Dengan demikian siapapun pejabat
lainnya dari Bank Indonesia termasuk Budiono yang menyetujui penetapan Bank
Century sebagai Bank Gagal Berdampak Sistemik dan persetujuan pengucuran FPJP
haruslah dinyatakan sebagai Tersangka dan diproses ke Pengadilan Tipikor
sebagaimana yang sudah terjadi pada Budi Mulya;
Berdasarkan
pertimbangan Majelis Hakim Kasasi diatas, maka terdapat perbedaan perlakuan
antara Budi Mulya dengan Boediono, Muliaman D Hadad, Raden Pardede,
dkk yang disebutkan dalam surat dakwaan bersama-sama melakukan tindak pidana
korupsi. Sehingga menurut Penulis, wajar bila dikatakan ada perlakuan yang
tidak adil, bagaimana suatu perbuatan yang dilakukan bersama-sama namun yang
dipertanggungjawabkan secara perseorangan (hanya Budi Mulya).
Apabila
dilihat putusan praperadilan a quo,
menurut beberapa pendapat telah melampaui wewenang praperadilan. Menurut Penulis,
justru putusan praperadilan a quo
tidak melampaui wewenang praperadilan. Hal ini dapat dilihat dari tujuan
praperadilan adalah tegaknya hukum dan perlindungan hak asasi manusia. Jika
dilihat dalam amar putusan praperadilan a
quo yang berbunyi:
“...2.
Memerintahkan Termohon untuk melakukan proses hukum selanjutnya sesuai dengan
ketentuan hukum dan peraturan perundang-undangan yang berlaku atas dugaan
tindak pidana korupsi Bank Century dalam bentuk melakukan penyidikan dan
menetapkan tersangka terhadap Boediono,
Muliaman D Hadad, Raden Pardede, dkk, (sebagaiman tertuang dalam surat dakwaan
atas nama Terdakwa BUDI MULYA) atau melimpahkannya kepada Kepolisian dan
atau Kejaksaan untuk dilanjutkan dengan Penyelidikan, Penyidikan dan Penuntutan
dalam proses persidangan di Pengadilan Tipikor Jakarta Pussat;...
Berdasarkan
amar putusan praperadilan a quo jika
dilihat dari perspektif hak asasi manusia, lambatnya proses penyidikan yang
dilakukan oleh KPK kepada Boediono, cs, menyebabkan ternyadinya pelanggaran HAM
terhadap Budi Mulya yang telah dijatuhi pidana selama 15 tahun penjara dan
denda 1 miliar subsider 8 bulan kurangan yang telah diperiksa, diadili, dan
diputus oleh Mahkamah Agung Republik Indonesia pada tingkat Kasasi Nomor: 861 K/Pid.Sus/2015
tanggal 8 April 2015, namun sampai tahun 2018, KPK belum menetapkan tersangka
baru dalam kasus bailout Bank Century
(sebagaiman dalam dakwaan yang bersama-sama dengan Budi Mulya).

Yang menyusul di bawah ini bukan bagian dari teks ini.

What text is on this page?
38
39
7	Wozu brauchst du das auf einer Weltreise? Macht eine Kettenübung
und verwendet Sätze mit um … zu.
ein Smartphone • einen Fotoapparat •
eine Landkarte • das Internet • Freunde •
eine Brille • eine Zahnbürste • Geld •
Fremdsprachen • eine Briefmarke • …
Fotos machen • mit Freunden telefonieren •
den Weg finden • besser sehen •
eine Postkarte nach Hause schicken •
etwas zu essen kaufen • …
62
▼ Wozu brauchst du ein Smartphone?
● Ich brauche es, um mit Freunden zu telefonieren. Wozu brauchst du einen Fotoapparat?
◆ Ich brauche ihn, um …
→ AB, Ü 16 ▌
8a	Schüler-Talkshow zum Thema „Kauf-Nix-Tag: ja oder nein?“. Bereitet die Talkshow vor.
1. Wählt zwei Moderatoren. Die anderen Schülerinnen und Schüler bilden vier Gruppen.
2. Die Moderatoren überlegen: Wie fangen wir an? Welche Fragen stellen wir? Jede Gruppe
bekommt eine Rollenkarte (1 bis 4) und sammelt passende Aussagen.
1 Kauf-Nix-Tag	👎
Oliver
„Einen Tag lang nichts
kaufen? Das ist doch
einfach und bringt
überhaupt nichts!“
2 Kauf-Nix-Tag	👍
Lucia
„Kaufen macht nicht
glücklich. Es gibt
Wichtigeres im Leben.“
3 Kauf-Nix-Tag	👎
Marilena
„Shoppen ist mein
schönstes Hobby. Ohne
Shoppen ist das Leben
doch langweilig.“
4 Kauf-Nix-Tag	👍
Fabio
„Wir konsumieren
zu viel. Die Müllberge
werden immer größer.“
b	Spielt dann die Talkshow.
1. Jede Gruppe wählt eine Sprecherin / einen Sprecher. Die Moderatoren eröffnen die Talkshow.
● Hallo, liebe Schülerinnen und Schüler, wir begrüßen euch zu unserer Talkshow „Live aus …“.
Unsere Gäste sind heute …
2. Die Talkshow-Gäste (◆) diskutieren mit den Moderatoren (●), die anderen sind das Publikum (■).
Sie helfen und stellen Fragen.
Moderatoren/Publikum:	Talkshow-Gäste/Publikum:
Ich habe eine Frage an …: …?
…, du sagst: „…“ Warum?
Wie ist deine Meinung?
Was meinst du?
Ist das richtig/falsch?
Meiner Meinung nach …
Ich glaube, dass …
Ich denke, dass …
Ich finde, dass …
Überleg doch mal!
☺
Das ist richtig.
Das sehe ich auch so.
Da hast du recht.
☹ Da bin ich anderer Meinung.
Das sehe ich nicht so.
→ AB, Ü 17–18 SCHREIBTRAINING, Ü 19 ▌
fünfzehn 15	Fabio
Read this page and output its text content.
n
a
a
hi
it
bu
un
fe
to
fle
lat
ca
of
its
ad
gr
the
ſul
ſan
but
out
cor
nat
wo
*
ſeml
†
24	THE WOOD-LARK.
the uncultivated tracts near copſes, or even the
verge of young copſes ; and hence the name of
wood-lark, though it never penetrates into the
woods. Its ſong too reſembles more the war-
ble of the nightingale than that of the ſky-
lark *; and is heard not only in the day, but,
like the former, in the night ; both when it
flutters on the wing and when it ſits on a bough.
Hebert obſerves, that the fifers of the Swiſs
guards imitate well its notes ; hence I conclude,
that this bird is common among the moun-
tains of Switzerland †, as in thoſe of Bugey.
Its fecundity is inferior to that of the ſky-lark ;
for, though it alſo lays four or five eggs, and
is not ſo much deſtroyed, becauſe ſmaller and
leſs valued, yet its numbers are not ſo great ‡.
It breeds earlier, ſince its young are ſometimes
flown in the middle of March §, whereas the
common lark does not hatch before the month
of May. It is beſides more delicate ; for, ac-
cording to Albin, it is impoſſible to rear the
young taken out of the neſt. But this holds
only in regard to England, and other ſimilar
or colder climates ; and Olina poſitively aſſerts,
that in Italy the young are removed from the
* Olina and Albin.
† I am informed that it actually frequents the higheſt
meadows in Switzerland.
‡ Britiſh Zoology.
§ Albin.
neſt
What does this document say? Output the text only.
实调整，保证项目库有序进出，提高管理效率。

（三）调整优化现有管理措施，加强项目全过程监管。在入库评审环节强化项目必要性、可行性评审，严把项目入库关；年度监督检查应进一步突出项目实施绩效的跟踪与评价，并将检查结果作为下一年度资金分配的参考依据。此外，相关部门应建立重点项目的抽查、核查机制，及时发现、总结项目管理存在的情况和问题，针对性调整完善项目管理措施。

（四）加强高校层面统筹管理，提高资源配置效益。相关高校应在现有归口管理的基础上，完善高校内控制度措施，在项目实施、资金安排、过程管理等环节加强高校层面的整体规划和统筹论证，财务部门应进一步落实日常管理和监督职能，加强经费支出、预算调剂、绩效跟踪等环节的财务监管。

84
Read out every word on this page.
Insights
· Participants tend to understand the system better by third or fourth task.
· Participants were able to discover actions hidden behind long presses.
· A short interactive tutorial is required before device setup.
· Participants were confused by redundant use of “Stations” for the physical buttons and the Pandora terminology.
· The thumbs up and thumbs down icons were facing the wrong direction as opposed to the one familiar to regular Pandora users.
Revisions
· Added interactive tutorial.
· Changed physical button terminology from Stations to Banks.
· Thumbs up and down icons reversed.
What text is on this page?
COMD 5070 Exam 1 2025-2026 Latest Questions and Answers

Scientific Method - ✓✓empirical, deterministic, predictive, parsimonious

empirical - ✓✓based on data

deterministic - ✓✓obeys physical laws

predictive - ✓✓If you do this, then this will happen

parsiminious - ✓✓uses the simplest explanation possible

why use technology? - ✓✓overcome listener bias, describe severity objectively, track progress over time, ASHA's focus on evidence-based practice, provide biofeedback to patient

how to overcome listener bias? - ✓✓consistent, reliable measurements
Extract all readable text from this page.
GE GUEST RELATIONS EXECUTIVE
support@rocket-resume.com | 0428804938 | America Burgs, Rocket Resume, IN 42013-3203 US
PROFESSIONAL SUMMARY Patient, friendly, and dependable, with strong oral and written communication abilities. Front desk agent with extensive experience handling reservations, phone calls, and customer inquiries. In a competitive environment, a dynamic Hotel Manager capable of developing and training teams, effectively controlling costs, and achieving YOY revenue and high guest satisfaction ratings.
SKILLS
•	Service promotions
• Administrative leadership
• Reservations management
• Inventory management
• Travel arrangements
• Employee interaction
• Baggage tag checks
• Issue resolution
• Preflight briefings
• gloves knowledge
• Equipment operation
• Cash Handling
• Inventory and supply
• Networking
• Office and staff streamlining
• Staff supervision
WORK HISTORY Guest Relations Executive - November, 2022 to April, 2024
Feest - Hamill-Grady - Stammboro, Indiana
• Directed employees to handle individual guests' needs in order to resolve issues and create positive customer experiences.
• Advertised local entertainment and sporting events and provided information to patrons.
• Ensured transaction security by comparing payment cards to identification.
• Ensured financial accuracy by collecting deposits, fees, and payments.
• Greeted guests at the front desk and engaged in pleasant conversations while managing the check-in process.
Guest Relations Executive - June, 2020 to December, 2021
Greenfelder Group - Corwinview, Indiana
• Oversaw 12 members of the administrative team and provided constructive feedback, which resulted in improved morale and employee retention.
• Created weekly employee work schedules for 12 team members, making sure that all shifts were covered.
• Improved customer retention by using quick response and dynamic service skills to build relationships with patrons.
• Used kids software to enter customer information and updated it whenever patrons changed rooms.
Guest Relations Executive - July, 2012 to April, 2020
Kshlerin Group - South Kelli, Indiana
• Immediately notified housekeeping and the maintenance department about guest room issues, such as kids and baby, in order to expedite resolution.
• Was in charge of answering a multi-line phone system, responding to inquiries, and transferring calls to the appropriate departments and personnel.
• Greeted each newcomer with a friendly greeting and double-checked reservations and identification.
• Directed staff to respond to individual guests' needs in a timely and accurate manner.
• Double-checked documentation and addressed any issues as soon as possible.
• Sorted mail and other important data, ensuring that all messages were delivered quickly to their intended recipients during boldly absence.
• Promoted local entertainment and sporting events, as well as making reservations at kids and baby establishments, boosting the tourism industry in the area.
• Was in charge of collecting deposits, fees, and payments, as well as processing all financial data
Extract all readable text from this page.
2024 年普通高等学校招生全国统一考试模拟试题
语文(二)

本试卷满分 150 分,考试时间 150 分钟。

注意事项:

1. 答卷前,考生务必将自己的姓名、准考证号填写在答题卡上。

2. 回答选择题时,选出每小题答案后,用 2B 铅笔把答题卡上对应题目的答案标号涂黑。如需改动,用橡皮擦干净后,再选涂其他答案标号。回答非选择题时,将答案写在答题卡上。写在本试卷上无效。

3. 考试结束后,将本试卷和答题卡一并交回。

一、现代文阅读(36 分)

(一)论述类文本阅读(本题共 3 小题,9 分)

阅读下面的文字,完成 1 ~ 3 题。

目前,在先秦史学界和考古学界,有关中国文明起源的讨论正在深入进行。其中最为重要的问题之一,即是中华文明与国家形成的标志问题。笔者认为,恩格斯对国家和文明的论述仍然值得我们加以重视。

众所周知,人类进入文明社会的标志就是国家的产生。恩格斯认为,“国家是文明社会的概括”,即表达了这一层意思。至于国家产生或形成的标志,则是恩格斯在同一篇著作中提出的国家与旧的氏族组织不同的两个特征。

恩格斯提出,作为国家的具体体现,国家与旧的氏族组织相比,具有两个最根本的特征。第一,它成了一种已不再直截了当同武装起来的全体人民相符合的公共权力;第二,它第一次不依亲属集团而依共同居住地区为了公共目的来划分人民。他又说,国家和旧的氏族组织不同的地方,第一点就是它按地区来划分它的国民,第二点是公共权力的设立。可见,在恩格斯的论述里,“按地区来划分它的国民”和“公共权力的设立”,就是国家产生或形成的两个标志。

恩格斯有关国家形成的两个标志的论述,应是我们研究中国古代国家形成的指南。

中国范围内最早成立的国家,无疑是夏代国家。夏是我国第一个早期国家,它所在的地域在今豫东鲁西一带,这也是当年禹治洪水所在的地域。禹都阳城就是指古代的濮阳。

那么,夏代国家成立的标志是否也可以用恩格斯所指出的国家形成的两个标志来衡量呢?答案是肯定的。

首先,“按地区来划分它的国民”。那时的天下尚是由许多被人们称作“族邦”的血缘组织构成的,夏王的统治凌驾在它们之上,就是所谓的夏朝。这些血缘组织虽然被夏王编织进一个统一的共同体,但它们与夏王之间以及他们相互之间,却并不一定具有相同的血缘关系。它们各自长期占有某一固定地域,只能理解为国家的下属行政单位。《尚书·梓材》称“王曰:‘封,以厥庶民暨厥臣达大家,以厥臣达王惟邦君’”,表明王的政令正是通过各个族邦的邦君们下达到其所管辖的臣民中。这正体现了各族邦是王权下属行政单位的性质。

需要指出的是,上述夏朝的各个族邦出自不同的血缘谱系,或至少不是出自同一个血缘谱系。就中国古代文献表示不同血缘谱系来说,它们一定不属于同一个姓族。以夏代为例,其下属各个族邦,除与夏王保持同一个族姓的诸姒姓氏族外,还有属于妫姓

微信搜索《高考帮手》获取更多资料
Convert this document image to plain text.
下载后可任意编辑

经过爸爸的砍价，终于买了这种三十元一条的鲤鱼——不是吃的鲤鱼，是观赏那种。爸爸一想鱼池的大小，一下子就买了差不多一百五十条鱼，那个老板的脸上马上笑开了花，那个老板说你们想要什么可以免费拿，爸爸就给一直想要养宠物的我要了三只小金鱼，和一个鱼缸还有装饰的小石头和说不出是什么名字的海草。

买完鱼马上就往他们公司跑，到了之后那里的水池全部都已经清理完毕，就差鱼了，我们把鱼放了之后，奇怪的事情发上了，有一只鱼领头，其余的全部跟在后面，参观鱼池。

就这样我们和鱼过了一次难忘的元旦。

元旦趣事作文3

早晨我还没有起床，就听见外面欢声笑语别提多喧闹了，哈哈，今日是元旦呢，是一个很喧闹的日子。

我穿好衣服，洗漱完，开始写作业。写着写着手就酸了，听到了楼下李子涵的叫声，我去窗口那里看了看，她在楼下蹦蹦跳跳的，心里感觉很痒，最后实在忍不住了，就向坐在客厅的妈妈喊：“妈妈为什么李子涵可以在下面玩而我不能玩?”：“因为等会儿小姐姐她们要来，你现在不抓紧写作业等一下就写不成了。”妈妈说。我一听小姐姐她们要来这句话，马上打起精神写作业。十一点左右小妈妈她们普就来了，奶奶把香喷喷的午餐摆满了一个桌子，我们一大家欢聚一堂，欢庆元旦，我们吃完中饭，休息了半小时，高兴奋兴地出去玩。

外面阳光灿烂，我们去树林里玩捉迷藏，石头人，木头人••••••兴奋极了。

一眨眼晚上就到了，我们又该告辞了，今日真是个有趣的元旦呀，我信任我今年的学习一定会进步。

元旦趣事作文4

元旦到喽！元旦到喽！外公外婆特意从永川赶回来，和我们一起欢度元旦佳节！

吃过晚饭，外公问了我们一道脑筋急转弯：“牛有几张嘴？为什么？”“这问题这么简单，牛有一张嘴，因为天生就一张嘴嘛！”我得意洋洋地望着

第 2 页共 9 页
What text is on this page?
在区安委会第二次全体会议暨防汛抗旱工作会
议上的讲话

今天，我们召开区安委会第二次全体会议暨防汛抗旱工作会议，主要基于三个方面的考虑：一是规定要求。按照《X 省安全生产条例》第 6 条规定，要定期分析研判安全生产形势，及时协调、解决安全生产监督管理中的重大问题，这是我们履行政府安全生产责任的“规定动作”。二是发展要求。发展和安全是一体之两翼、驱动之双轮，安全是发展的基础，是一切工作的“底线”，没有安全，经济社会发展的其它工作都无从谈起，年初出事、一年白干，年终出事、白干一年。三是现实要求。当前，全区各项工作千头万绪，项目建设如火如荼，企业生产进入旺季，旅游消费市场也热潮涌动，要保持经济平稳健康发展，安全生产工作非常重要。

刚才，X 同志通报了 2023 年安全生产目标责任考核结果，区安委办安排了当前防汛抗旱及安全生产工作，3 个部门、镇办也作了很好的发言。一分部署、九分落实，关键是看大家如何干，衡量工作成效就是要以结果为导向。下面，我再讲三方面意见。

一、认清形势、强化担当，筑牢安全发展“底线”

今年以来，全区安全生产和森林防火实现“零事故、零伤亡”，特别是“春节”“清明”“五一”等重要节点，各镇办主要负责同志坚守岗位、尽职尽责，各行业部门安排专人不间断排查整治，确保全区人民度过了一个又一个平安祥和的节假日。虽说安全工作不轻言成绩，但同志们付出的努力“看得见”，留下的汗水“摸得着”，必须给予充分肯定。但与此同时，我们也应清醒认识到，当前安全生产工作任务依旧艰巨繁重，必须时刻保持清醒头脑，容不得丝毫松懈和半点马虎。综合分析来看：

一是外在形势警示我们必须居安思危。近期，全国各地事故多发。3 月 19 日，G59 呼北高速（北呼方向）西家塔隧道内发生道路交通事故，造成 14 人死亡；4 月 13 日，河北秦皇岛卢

Dengan demikian, sekali lagi menurut Penulis, putusan
praperadilan a quo masih sejalan
dengan tujuan praperadilan yakni melindungi hak asasi manusia.
IV.
TENTANG AKIBAT HUKUM PUTUSAN
PRAPERADILAN
Kewenangan
untuk melakukan penetapan tersangka sesuai peraturan perundang-undangan adalah
ditangan penyidik dalam hal ini KPK terkait dengan putusan praperadilan yang
memerintahkan agar Boediono, Muliaman D
Hadad, Raden Pardede, dkk sebenarnya perlu dikembalikan pada Penyidik (KPK)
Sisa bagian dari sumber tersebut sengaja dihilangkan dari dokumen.